Would Holden Caulfield have inspired millions of angsty high schoolers if he was the college-bound high school quarterback?

Would Moto have gotten replies on his last blog instantaneously while my thoughts are left commentless?

(Yeah. I admit it. I'm jealous. What part of "attention whore" don't you people understand?)

Aha. You see? Misery loves company. If not like company then company who want to help. And, by 'help' I mean 'feel better about themselves'.

Well, apparently, I don't need your help anymore. I'm happy.

I'm light.

Crap.

Tuesday, May 4, 2010

LeBrandon is Out, Sohrab is In

So, blogger here is telling me that it has been exactly one month since I have written anything in here. And, y'know... that feels about right.

Wow, it was a full month ago that my parent's visited me. It was a full month ago that I was just given permission to stop using crutches. It was a full month ago that I only had maybe a hundred pages left to finish The Kite Runner.

Good grief, those things seem like forever ago.

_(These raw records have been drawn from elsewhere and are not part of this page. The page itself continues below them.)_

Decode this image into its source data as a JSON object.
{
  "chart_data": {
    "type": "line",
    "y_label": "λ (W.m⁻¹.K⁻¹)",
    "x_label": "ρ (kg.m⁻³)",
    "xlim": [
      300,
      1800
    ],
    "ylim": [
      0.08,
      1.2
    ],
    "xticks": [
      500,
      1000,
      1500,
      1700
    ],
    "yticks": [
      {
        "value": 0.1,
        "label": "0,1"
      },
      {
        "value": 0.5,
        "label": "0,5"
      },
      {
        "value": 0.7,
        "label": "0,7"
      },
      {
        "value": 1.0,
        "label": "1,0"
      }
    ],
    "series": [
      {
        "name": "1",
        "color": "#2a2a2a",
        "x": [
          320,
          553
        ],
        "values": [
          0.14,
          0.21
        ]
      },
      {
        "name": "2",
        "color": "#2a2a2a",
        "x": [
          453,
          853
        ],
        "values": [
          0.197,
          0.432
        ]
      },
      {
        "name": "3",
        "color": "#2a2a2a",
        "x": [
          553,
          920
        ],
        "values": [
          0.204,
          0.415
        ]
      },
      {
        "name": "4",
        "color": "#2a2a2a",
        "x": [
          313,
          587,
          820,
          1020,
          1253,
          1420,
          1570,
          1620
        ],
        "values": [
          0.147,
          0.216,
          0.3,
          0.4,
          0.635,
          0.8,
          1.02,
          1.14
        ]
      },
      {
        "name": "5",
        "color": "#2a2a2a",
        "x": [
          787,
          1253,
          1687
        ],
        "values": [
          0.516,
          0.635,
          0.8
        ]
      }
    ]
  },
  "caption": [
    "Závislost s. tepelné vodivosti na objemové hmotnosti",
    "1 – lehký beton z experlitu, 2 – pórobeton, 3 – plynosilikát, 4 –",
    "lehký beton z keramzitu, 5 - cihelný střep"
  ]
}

I miss my parents a ton and can't wait to figure out a chance to head back down to SoCal. My leg is far from healed, but I am walking normal and going to the gym on a regular basis. And, I just finished The Kite Runner about five minutes ago and cried at the end of a book for the first time since 'Extremely Loud and Incredibly Close'.

This time it was in a Starbucks though, as opposed to the safe confines of my own room. Awkward.

But, so good! It doesn't quite topple EL&IC as the Most Magnificent Manuscript Manufactured by Mere Mortals (the 6M Award, I'm surprised you haven't heard of it). But, it might have my favorite last moments of a book I've ever read. The words:

"For you, a thousand times over."

will forever haunt me. In a good way. I want that phrase to fuse itself into my vernacular. No longer "Yes" or "You betcha" or "I can do it, I can do it nine times", but...

For you, a thousand times over.

Oooooh. Can you feel it?

No? You should probably read the book.